One of the funniest things I've read about tech.

codemac · on Dec 4, 2014

    JAMES: I announce my desire to go to lunch.

    BRYAN: I verify that I heard that you want to go to lunch.

    RICH: I also verify that I heard that you want to go to lunch.

    CHRIS: YOU DO NOT WANT TO GO TO LUNCH.

    JAMES: OH NO. LET ME TELL YOU AGAIN THAT I WANT TO GO TO LUNCH.

    CHRIS: YOU DO NOT WANT TO GO TO LUNCH.

    BRYAN: CHRIS IS FAULTY.

    CHRIS: CHRIS IS NOT FAULTY.

    RICH: I VERIFY THAT BRYAN SAYS THAT CHRIS IS FAULTY.

    BRYAN: I VERIFY MY VERIFICATION OF MY CLAIM THAT RICH CLAIMS THAT I KNOW CHRIS.

    JAMES: I AM SO HUNGRY.

    CHRIS: YOU ARE NOT HUNGRY.

    RICH: I DECLARE CHRIS TO BE FAULTY.

    CHRIS: I DECLARE RICH TO BE FAULTY.

    JAMES: I DECLARE JAMES TO BE SLIPPING INTO A DIABETIC COMA.

    RICH: I have already left for the cafeteria.

lectrick · on Dec 4, 2014

This is amazing. And also begs the question, how is "authority" established so much easier "in real life" vs. digitally? Side channel information?

ddispaltro · on Dec 4, 2014

Take the succession order of the commander and chief, there a strict successive order when shit happens. It's master election vs the generals problem. Personally, I find master election much easier to cognitively reason about.

mkramlich · on Dec 4, 2014

use of force (cops, military)

Chris: You do not want to go to lunch.

Rich points gun at Chris.

Chris: Let me rephrase that. I misspoke. I'm sorry.

riffraff · on Dec 4, 2014

OT, but for the uninitiated who you enjoyed the above and didn't know him, the James Mickens USENIX column is absolutely hilarious and insightful.

Other examples can be found towards the bottom of his MSR page[0] (search for "humor").

[0] http://research.microsoft.com/en-us/people/mickens/

dghf · on Dec 4, 2014

http://research.microsoft.com/en-us/people/mickens/thenightw... in particular is a thing of beauty.

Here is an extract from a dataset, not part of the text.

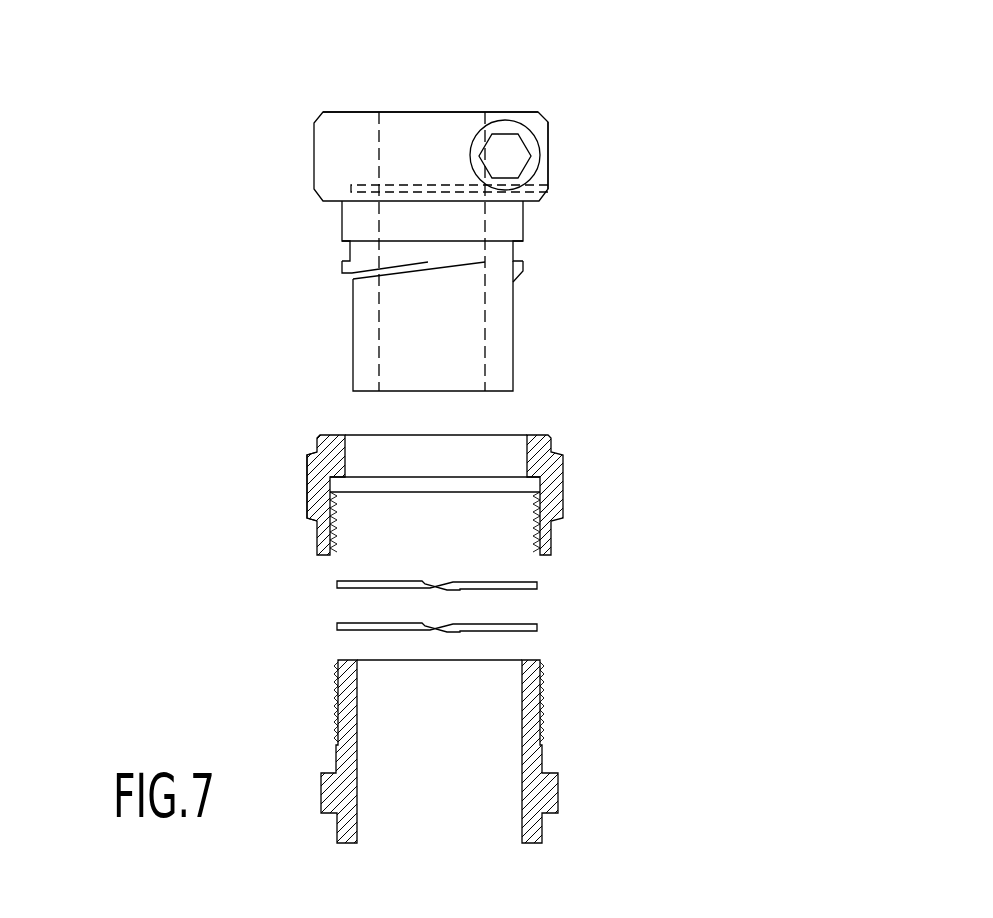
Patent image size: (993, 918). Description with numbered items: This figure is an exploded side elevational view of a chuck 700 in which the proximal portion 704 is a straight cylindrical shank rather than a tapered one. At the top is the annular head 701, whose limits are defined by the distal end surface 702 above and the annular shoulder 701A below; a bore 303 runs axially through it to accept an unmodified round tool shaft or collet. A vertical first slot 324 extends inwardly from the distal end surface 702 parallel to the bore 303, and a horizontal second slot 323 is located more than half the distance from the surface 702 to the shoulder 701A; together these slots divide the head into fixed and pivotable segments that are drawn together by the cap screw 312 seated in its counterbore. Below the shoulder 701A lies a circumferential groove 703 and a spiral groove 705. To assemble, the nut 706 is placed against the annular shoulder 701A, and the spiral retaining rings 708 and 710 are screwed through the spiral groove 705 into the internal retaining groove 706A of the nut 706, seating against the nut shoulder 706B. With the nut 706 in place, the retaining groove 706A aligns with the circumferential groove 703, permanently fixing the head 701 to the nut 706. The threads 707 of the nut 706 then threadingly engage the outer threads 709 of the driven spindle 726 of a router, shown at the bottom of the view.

    Indeed, the common discovery mode for an impossibly 
    large buffer error is that your program seems to be 
    working fine, and then it tries to display a string 
    that should say “Hello world,” but instead it prints 
    “#a[5]:3!” or another syntactically correct Perl 
    script, and you’re like WHAT THE HOW THE, and then 
    you realize that your prodigal memory accesses have 
    been stomping around the heap like the Incredible Hulk 
    when asked to write an essay entitled “Smashing 
    Considered Harmful.”

tormeh · on Dec 4, 2014

"Smashing considered harmful" - The Hulk

About C++:

"When it’s 3 A.M., and you’ve been debugging for 12 hours, and you encounter a virtual static friend protected volatile templated function pointer, you want to go into hibernation and awake as a werewolf and then find the people who wrote the C++ standard and bring ruin to the things that they love."

dghf · on Dec 4, 2014

Also about C++:

"One time I tried to create a list<map<int>>, and my syntax errors caused the dead to walk among the living."

limelight · on Dec 4, 2014

I'm definitely recommending that as requiring reading in all algorithms or distributed systems classes.